Joaquim Bispo, escritor diletante, http://vislumbresdamusa.blogspot.com/
(Anteriormente: Um astronauta dirige-se a uma lua de Saturno e tenta mitigar a solidão da viagem de 20 anos.)
Continuação: Da adolescência guardou aquele gosto pelo inesperado: entusiasmava-se com o que a sorte lhe atribuiria, em pesquisas aleatórias de leitura. Instalou-se no conforto de uma ténue gravidade artificial da zona de lazer, posicionou o visor a uma distância cómoda e lançou a pesquisa. A máquina apresentou-lhe “O jovem pastor e a fadazinha”, um conto valáquio de Gorki. À memória acorreu a imagem de um prado de extensão inimaginável. E do deslumbramento juvenil do pastorzinho aconchegado entre céu e planura.
Lembrava-se de todos os grandes clássicos: da monumentalidade de Tolstoi, da sátira social de Gogol, dos contos suaves e realistas de Chécov. Este conto tinha estado encoberto; havia tanto tempo que não o lia... Dentro em pouco, estava embrenhado nas peripécias ingénuas e carinhosas do pastor e da pequena fada nas margens do Danúbio:
«O pastor sentou-se à sombra de uma árvore solitária que, amante da liberdade, se afastara da floresta para crescer em plena estepe; erguia-se orgulhosa e altivamente, balouçando suavemente os ramos sob a carícia do vento que soprava do mar.»
Oleg deitou-se no chão da câmara, o corpo enclausurado, separado da sua Terra por centenas de milhões de quilómetros; na mente, a ponte que o terno e inspirador conto lançara e o ligava ao seu chão natal.
«O rumor dessa folhagem formava uma longa onda sonora que se alongava pelo céu de um azul vivo onde flutuavam suavemente brancas nuvens macias que fundiam sob os raios ardentes do alegre sol primaveril.»
Imagens aprazíveis das juvenis deambulações pelas margens do Volga afagaram-lhe a superfície da alma. Vislumbres de campos, mares verdes ondulantes sob a claridade infinita do céu…
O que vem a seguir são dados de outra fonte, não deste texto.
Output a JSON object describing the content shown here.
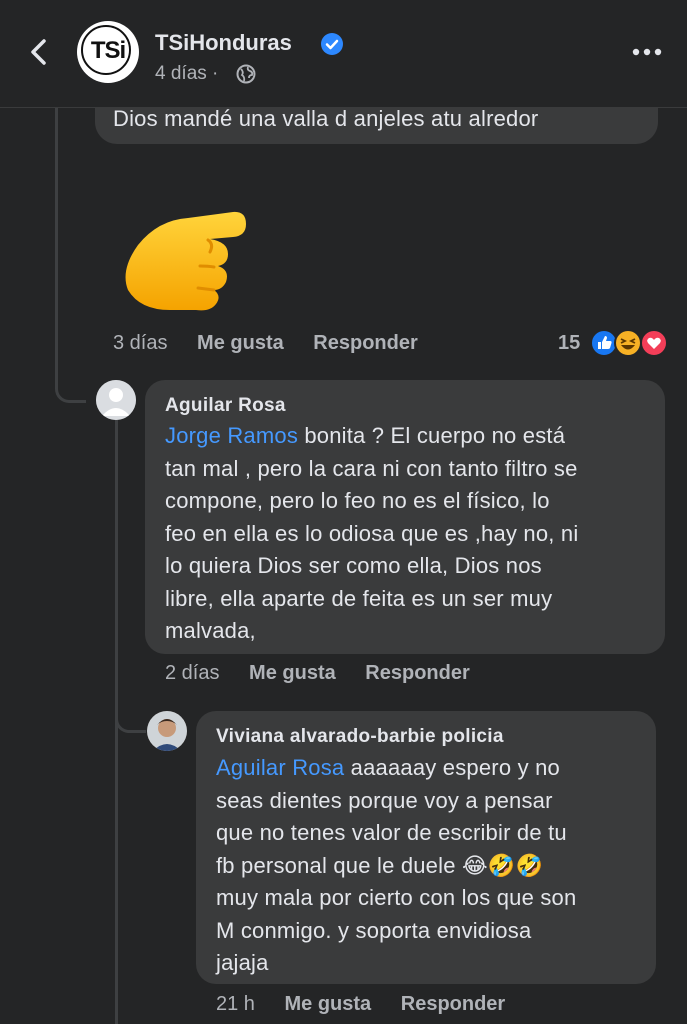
{
  "header": {
    "page_name": "TSiHonduras",
    "logo_text": "TSi",
    "post_time": "4 días",
    "separator": "·"
  },
  "comments": [
    {
      "text": "Dios mandé una valla d anjeles atu alredor",
      "reaction_emoji": "👉",
      "time": "3 días",
      "like_label": "Me gusta",
      "reply_label": "Responder",
      "reaction_count": "15"
    },
    {
      "author": "Aguilar Rosa",
      "mention": "Jorge Ramos",
      "lines": [
        " bonita ? El cuerpo no está",
        "tan mal , pero la cara ni con tanto filtro se",
        "compone, pero lo feo no es el físico, lo",
        "feo en ella es lo odiosa que es ,hay no, ni",
        "lo quiera Dios ser como ella, Dios nos",
        "libre, ella aparte de feita es un ser muy",
        "malvada,"
      ],
      "time": "2 días",
      "like_label": "Me gusta",
      "reply_label": "Responder"
    },
    {
      "author": "Viviana alvarado-barbie policia",
      "mention": "Aguilar Rosa",
      "lines": [
        " aaaaaay espero y no",
        "seas dientes porque voy a pensar",
        "que no tenes valor de escribir de tu",
        "fb personal que le duele",
        "muy mala por cierto con los que son",
        "M conmigo. y soporta envidiosa",
        "jajaja"
      ],
      "emojis": "😂🤣🤣",
      "time": "21 h",
      "like_label": "Me gusta",
      "reply_label": "Responder"
    }
  ],
  "colors": {
    "background": "#242526",
    "bubble": "#3a3b3c",
    "mention": "#4599ff",
    "muted": "#b0b3b8",
    "verified": "#2d88ff"
  }
}
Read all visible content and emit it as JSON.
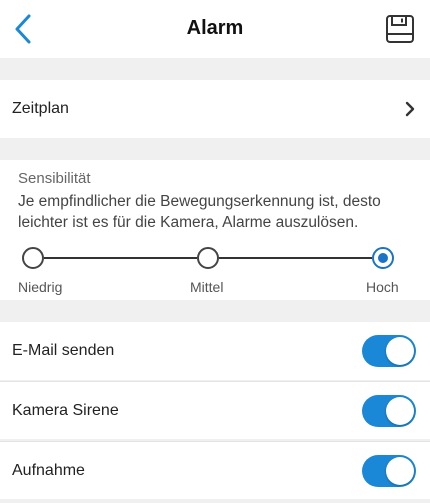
{
  "header": {
    "title": "Alarm",
    "back_icon": "chevron-left-icon",
    "save_icon": "floppy-disk-icon",
    "accent": "#1a88d6"
  },
  "schedule": {
    "label": "Zeitplan",
    "icon": "chevron-right-icon"
  },
  "sensitivity": {
    "title": "Sensibilität",
    "description": "Je empfindlicher die Bewegungserkennung ist, desto leichter ist es für die Kamera, Alarme auszulösen.",
    "stops": [
      "Niedrig",
      "Mittel",
      "Hoch"
    ],
    "selected": "Hoch",
    "selected_color": "#1a73c7"
  },
  "toggles": {
    "email": {
      "label": "E-Mail senden",
      "on": true
    },
    "siren": {
      "label": "Kamera Sirene",
      "on": true
    },
    "record": {
      "label": "Aufnahme",
      "on": true
    },
    "on_color": "#1a88d6"
  }
}
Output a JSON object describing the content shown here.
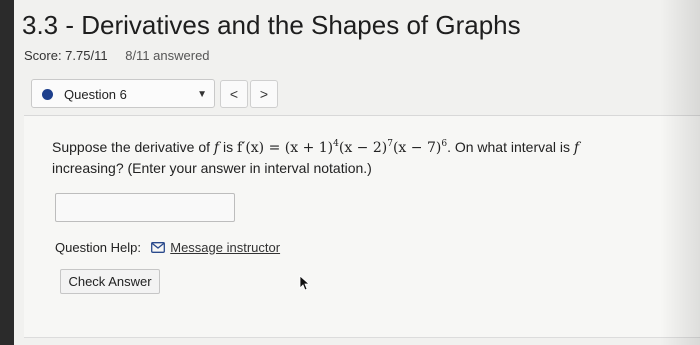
{
  "header": {
    "title": "3.3 - Derivatives and the Shapes of Graphs",
    "score": "Score: 7.75/11",
    "answered": "8/11 answered"
  },
  "question_nav": {
    "selected": "Question 6",
    "prev_label": "<",
    "next_label": ">",
    "dot_color": "#1d3f8c"
  },
  "question": {
    "text_before": "Suppose the derivative of ",
    "f": "f",
    "is": " is ",
    "expr_lhs": "f′(x) = (x + 1)",
    "exp1": "4",
    "expr_mid1": "(x − 2)",
    "exp2": "7",
    "expr_mid2": "(x − 7)",
    "exp3": "6",
    "after_expr": ". On what interval is ",
    "f2": "f",
    "line2": "increasing? (Enter your answer in interval notation.)"
  },
  "answer": {
    "value": ""
  },
  "help": {
    "label": "Question Help:",
    "link": "Message instructor"
  },
  "actions": {
    "check_answer": "Check Answer"
  }
}
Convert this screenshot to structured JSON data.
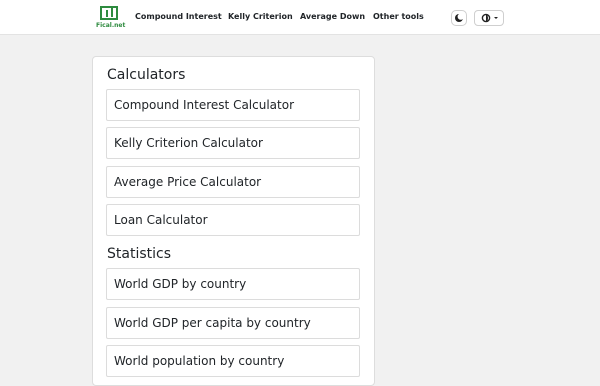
{
  "nav": {
    "logo_text": "Fical.net",
    "links": [
      "Compound Interest",
      "Kelly Criterion",
      "Average Down",
      "Other tools"
    ],
    "theme_icon": "moon-icon",
    "lang_icon": "globe-icon",
    "brand_color": "#2e8b3f"
  },
  "main": {
    "sections": [
      {
        "title": "Calculators",
        "items": [
          "Compound Interest Calculator",
          "Kelly Criterion Calculator",
          "Average Price Calculator",
          "Loan Calculator"
        ]
      },
      {
        "title": "Statistics",
        "items": [
          "World GDP by country",
          "World GDP per capita by country",
          "World population by country"
        ]
      }
    ]
  }
}
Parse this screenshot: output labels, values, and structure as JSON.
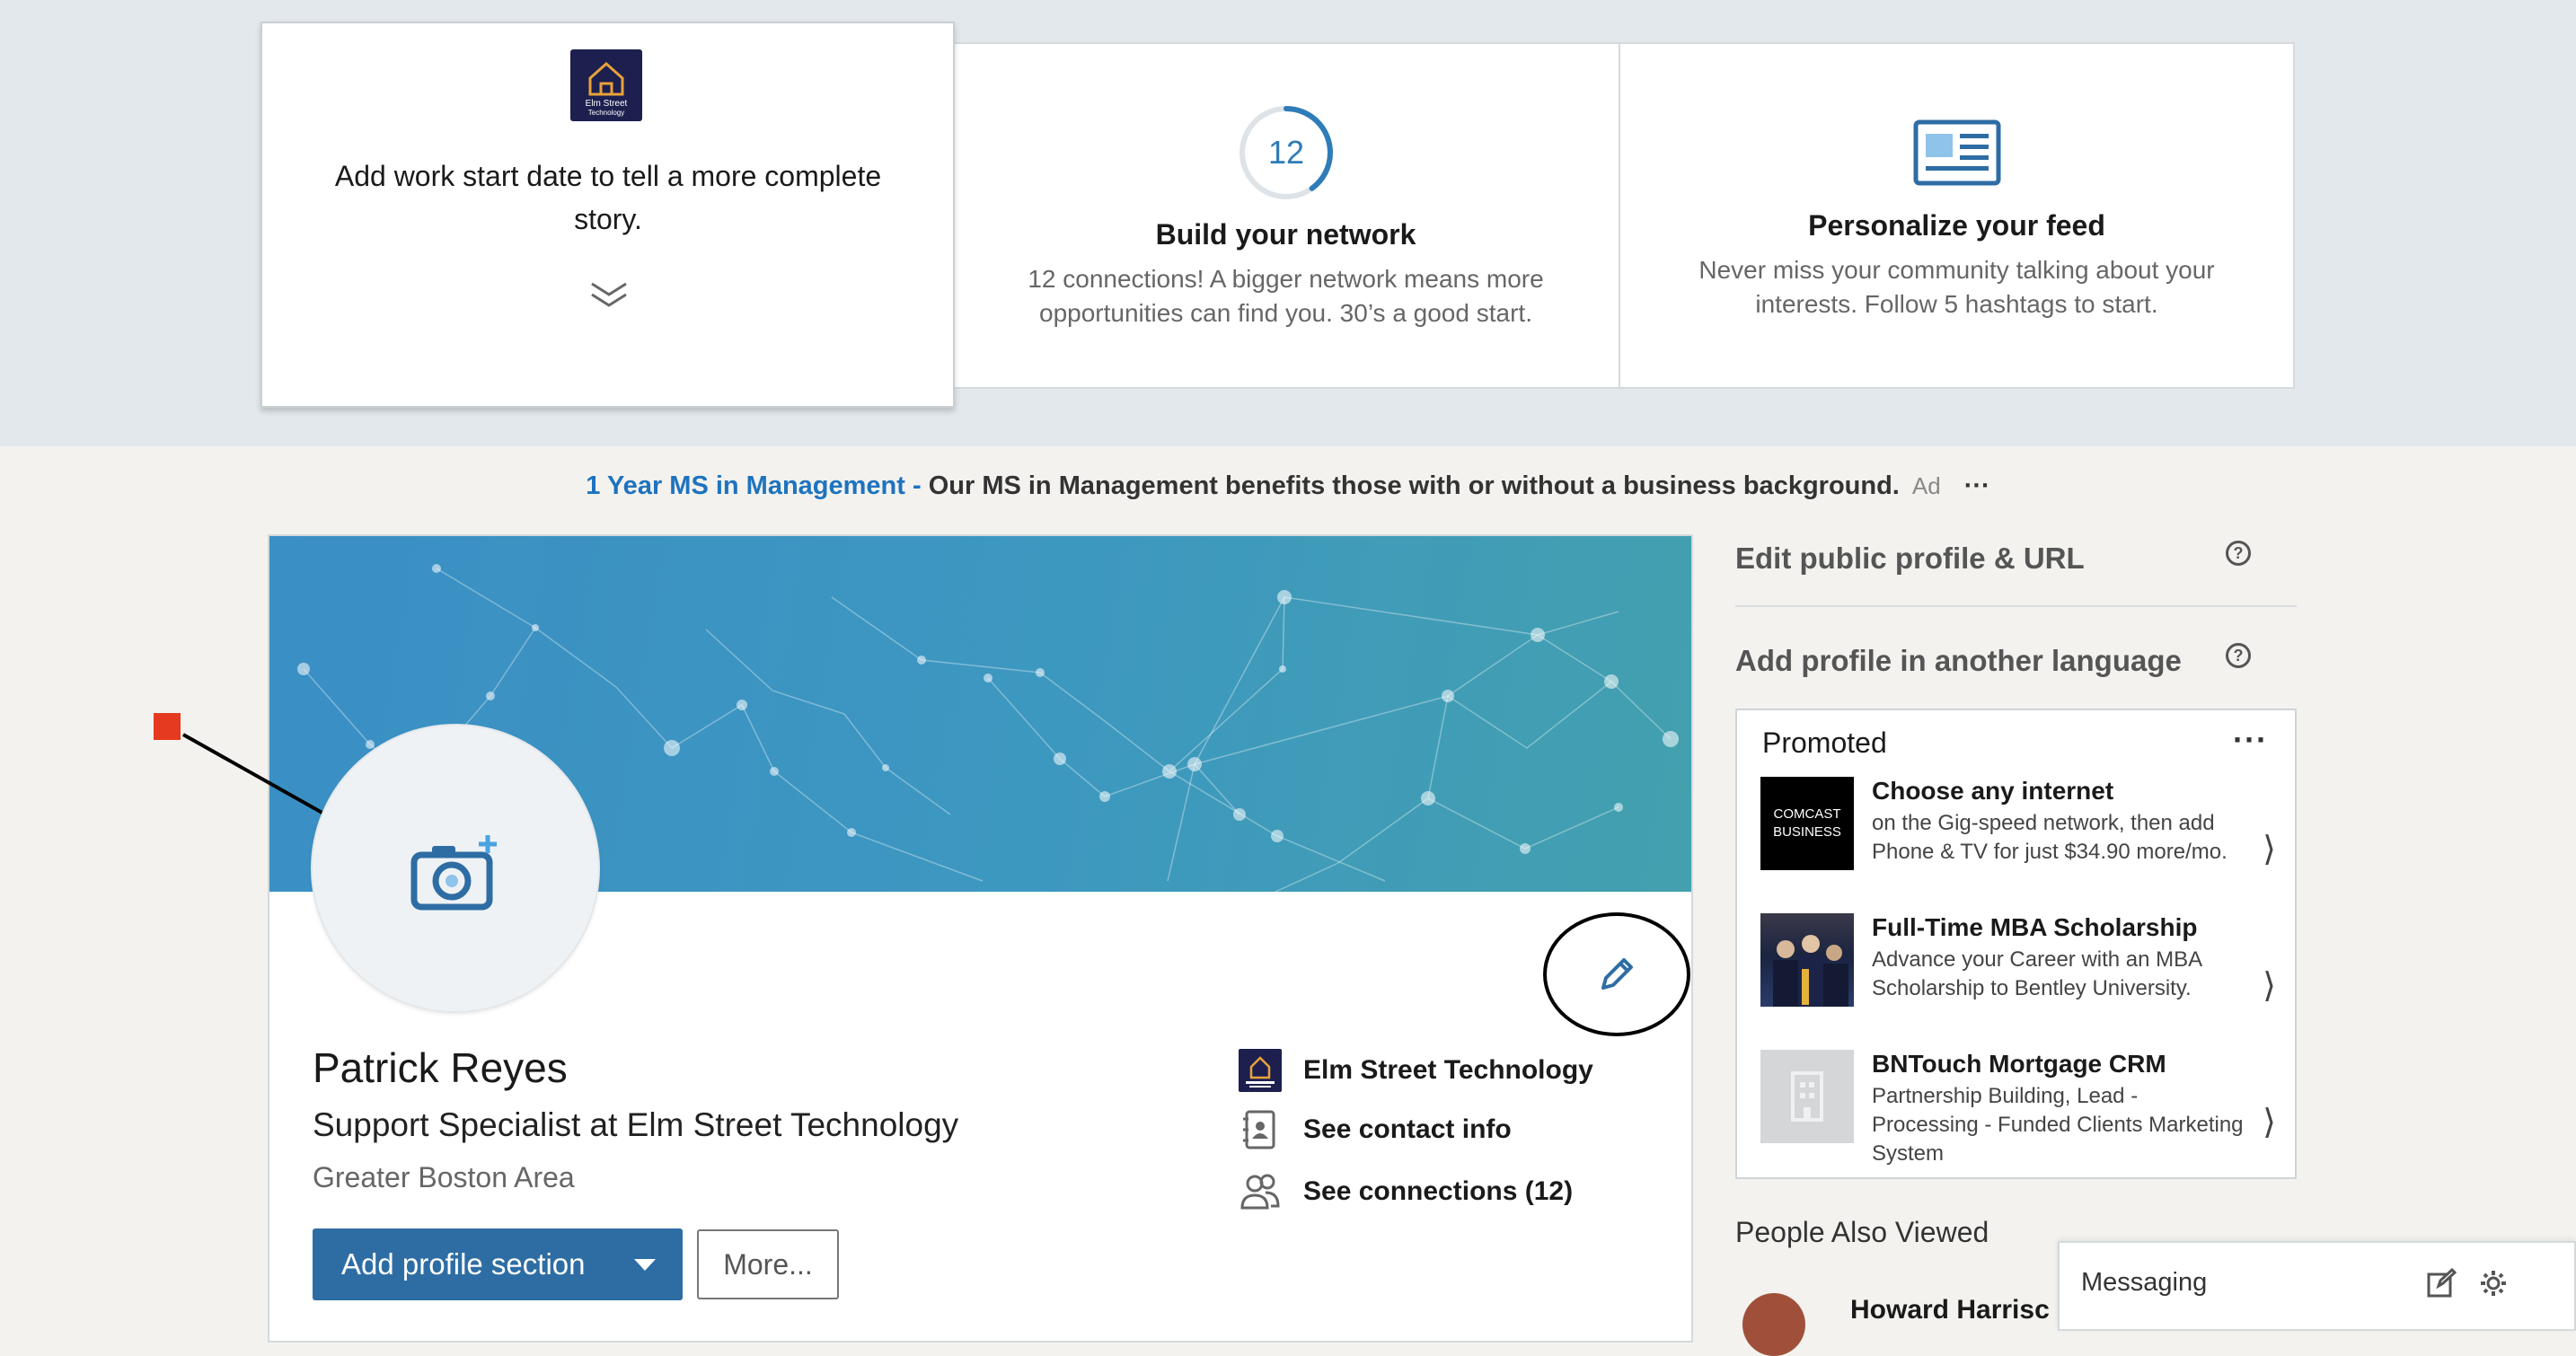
{
  "suggestions": {
    "work_date": {
      "logo_text": "Elm Street Technology",
      "text": "Add work start date to tell a more complete story."
    },
    "network": {
      "count": "12",
      "progress": 0.4,
      "title": "Build your network",
      "desc": "12 connections! A bigger network means more opportunities can find you. 30’s a good start."
    },
    "feed": {
      "title": "Personalize your feed",
      "desc": "Never miss your community talking about your interests. Follow 5 hashtags to start."
    }
  },
  "ad": {
    "link": "1 Year MS in Management - ",
    "text": "Our MS in Management benefits those with or without a business background.",
    "tag": "Ad",
    "menu": "···"
  },
  "profile": {
    "name": "Patrick Reyes",
    "headline": "Support Specialist at Elm Street Technology",
    "location": "Greater Boston Area",
    "add_section_label": "Add profile section",
    "more_label": "More...",
    "company": "Elm Street Technology",
    "contact_info": "See contact info",
    "connections": "See connections (12)"
  },
  "sidebar": {
    "edit_public": "Edit public profile & URL",
    "add_language": "Add profile in another language",
    "promoted": {
      "header": "Promoted",
      "menu": "···",
      "items": [
        {
          "title": "Choose any internet",
          "body": "on the Gig-speed network, then add Phone & TV for just $34.90 more/mo.",
          "thumb_text": "COMCAST BUSINESS"
        },
        {
          "title": "Full-Time MBA Scholarship",
          "body": "Advance your Career with an MBA Scholarship to Bentley University.",
          "thumb_text": ""
        },
        {
          "title": "BNTouch Mortgage CRM",
          "body": "Partnership Building, Lead - Processing - Funded Clients Marketing System",
          "thumb_text": ""
        }
      ]
    },
    "people_also_viewed": "People Also Viewed",
    "person_name": "Howard Harrisc"
  },
  "messaging": {
    "label": "Messaging"
  },
  "colors": {
    "accent": "#1e73be",
    "primary_button": "#2e6da4",
    "annotation": "#e53a1f"
  }
}
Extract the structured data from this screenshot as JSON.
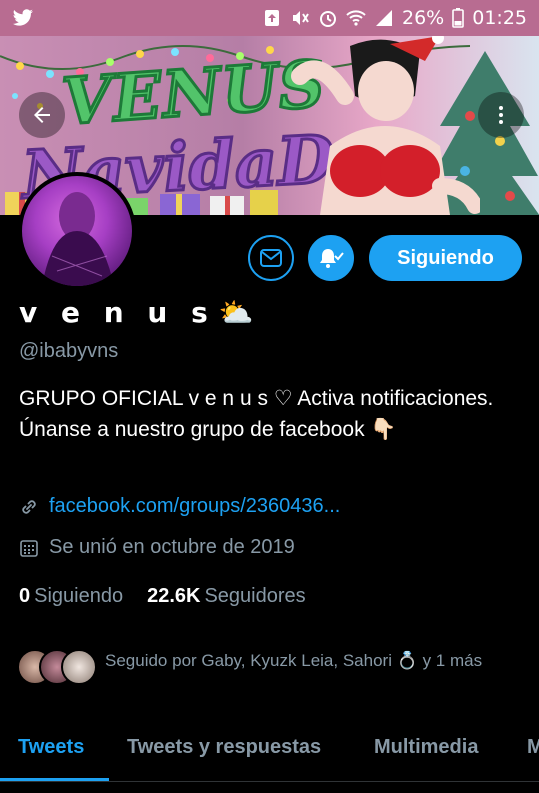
{
  "status_bar": {
    "battery": "26%",
    "time": "01:25",
    "icons": [
      "twitter-bird-icon",
      "upload-icon",
      "mute-icon",
      "alarm-icon",
      "wifi-icon",
      "signal-icon",
      "battery-icon"
    ]
  },
  "banner": {
    "title_line1": "VENUS",
    "title_line2": "NavidaD"
  },
  "profile": {
    "name": "v e n u s",
    "name_emoji": "⛅",
    "handle": "@ibabyvns",
    "bio": "GRUPO OFICIAL v e n u s ♡ Activa notificaciones. Únanse a nuestro grupo de facebook 👇🏻",
    "link": "facebook.com/groups/2360436...",
    "joined": "Se unió en octubre de 2019"
  },
  "actions": {
    "follow_label": "Siguiendo"
  },
  "counts": {
    "following_num": "0",
    "following_label": "Siguiendo",
    "followers_num": "22.6K",
    "followers_label": "Seguidores"
  },
  "followed_by": {
    "text": "Seguido por Gaby, Kyuzk Leia, Sahori 💍 y 1 más"
  },
  "tabs": [
    {
      "label": "Tweets",
      "active": true
    },
    {
      "label": "Tweets y respuestas",
      "active": false
    },
    {
      "label": "Multimedia",
      "active": false
    },
    {
      "label": "Me gusta",
      "active": false
    }
  ],
  "colors": {
    "accent": "#1da1f2",
    "secondary_text": "#8899a6",
    "status_bar": "#b86c91",
    "background": "#000000"
  }
}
«A fada balouçava nos ramos da grande faia e cantava:
A brisa é suave e perfumada.
Traz até nós, de toda a parte
suspiros, murmúrios e ruídos…»
Ah, a magia de uma árvore, a liberdade de um campo aberto, o seu deslumbramento de criança…
Oleg, o sorriso tristemente feliz, afastou os olhos do visor, inundados, incapazes de prosseguir a leitura.
Lá fora, a noite espacial era a eterna e infinita estepe que o separava de casa.